= Ralph Mackerell =

Ralph Mackerell (died 1436) was an English landowner and Member of Parliament.

On his father's death he inherited an estate at Wilsthorpe, Nottinghamshire but also owned estates in a number of other Nottinghamshire manors.

He was appointed Sheriff of Nottinghamshire and Derbyshire for 1411, 1419 and 1422. He was Escheator for Nottinghamshire and Derbyshire for 1416-1417 and 1426 and deputy keeper of Nottingham castle from 1421. He was a justice of the peace for Nottinghamshire from 1422 to 1423.

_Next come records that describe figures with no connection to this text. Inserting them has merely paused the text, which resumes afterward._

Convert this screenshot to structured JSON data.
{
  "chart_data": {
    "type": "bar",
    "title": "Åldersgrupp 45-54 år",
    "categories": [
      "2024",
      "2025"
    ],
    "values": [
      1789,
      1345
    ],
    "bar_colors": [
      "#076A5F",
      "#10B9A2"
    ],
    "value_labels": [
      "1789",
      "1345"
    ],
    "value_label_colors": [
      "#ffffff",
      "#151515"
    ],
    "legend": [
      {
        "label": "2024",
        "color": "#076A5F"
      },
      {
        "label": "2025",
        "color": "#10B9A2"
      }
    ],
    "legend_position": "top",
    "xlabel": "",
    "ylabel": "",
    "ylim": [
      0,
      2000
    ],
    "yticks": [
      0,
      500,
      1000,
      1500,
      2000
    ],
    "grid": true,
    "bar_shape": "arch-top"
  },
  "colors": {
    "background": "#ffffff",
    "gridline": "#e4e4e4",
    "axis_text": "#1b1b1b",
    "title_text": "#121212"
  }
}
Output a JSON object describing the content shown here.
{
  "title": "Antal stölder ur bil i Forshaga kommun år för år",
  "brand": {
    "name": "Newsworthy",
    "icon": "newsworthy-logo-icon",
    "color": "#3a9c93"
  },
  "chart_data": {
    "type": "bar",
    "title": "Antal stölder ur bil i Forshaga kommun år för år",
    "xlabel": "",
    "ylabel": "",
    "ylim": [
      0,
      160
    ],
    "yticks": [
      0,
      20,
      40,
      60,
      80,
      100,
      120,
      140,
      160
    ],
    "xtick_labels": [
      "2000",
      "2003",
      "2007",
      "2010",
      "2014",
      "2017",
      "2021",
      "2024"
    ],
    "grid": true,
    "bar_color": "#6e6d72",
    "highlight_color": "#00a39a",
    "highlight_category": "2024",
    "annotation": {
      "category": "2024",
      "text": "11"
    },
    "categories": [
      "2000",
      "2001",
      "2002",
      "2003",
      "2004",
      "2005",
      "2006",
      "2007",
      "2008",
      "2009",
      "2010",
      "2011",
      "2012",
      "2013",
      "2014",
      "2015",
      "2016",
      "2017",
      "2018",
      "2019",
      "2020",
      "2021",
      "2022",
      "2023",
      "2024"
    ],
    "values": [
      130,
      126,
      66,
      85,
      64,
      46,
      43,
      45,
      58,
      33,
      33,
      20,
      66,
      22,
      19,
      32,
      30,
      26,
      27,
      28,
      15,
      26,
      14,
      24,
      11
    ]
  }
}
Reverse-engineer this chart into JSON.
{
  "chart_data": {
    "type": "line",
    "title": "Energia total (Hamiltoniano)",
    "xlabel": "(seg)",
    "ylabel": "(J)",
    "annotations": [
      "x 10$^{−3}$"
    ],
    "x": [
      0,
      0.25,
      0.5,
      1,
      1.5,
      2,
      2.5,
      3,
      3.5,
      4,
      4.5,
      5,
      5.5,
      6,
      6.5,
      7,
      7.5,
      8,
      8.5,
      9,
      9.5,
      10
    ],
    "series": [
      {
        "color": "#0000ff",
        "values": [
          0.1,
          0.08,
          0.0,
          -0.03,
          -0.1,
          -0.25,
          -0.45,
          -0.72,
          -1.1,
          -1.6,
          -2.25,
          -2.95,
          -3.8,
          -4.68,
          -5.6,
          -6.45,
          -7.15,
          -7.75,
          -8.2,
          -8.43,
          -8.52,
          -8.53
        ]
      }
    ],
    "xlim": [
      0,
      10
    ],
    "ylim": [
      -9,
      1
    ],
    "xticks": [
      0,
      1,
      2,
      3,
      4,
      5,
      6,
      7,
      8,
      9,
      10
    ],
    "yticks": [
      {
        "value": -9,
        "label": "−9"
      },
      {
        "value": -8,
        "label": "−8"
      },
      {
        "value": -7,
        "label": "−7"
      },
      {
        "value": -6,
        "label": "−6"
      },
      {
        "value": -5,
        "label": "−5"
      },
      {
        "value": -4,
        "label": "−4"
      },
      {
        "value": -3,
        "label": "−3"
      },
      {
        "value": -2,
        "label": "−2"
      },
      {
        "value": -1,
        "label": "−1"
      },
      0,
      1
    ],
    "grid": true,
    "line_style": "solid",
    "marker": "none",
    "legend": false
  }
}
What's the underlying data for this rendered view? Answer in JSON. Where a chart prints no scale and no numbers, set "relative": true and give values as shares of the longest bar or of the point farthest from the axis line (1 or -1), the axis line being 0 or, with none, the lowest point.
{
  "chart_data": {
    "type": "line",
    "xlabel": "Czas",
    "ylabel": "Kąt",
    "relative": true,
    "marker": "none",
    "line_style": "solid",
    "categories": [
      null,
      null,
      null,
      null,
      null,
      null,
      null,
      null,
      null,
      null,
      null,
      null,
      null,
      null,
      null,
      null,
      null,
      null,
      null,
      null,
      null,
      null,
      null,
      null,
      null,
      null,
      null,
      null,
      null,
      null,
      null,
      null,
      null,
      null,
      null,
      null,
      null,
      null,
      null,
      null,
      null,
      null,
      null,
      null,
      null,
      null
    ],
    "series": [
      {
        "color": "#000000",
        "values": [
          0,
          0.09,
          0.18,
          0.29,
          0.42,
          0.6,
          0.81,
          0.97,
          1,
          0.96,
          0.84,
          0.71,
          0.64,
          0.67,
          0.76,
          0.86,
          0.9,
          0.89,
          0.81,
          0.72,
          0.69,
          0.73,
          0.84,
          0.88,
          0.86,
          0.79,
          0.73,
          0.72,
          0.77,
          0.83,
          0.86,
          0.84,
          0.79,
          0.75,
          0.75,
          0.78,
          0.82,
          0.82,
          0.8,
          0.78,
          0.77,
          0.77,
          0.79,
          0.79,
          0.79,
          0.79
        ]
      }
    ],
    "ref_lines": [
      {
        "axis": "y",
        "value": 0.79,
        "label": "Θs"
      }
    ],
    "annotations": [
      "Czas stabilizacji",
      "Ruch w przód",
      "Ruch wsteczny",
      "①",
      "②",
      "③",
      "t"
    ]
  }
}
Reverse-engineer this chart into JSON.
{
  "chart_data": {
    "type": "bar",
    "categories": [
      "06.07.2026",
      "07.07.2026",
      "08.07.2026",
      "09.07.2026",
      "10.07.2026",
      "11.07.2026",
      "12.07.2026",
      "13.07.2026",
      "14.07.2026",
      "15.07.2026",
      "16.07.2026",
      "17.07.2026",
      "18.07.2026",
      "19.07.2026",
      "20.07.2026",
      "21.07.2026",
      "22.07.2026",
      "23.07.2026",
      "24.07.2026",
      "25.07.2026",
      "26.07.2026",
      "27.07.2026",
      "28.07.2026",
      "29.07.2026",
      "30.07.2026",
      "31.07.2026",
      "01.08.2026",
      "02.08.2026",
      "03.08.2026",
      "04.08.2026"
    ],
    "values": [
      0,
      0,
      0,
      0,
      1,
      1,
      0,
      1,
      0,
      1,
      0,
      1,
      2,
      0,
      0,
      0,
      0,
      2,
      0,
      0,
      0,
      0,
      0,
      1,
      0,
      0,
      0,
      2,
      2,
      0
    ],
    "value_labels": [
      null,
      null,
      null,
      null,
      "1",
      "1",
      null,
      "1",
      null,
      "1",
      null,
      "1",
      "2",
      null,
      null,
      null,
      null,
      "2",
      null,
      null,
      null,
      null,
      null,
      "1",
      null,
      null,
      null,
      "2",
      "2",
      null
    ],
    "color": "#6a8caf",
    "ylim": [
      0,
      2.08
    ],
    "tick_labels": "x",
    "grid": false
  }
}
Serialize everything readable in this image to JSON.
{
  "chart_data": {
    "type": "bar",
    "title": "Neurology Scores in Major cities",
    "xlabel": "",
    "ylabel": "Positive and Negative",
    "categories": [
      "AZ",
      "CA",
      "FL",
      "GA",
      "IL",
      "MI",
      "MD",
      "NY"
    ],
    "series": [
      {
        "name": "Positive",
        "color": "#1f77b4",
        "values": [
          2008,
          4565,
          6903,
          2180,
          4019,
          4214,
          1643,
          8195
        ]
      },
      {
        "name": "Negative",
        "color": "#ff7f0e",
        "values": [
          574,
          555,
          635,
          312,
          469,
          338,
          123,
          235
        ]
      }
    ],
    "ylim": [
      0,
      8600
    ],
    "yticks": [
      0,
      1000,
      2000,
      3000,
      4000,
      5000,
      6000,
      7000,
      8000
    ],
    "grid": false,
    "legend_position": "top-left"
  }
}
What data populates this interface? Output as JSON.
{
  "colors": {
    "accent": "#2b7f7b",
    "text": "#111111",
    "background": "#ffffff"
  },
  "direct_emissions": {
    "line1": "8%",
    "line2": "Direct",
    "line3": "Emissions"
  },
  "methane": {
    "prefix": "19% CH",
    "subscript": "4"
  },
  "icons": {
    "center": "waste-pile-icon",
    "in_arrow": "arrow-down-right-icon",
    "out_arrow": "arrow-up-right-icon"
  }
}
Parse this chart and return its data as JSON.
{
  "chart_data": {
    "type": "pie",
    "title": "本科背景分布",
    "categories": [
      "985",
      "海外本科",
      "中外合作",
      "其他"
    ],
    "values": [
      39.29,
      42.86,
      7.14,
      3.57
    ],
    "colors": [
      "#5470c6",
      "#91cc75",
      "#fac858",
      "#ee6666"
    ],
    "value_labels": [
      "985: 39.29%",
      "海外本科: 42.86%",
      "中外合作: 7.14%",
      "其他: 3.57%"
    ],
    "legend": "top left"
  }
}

He served as knight of the shire (MP) for Nottinghamshire in 1414, 1420 and 1428, although his last election was found to be in "contempt of the King".

He married twice: firstly Katherine, the daughter of Sir John Cressy of Hodsock Priory, Nottinghamshire, and sister and coheiress of Sir Hugh Cressy (c. 1375–1408), and widow of Sir John Clifton (d. 1403) of Clifton and secondly Margery, probably the daughter and coheiress of John Tansley.

He died in 1436 and was succeeded by his son Hugh, still a minor. The estates of his second wife reverted to his stepson Sir Gervase Clifton.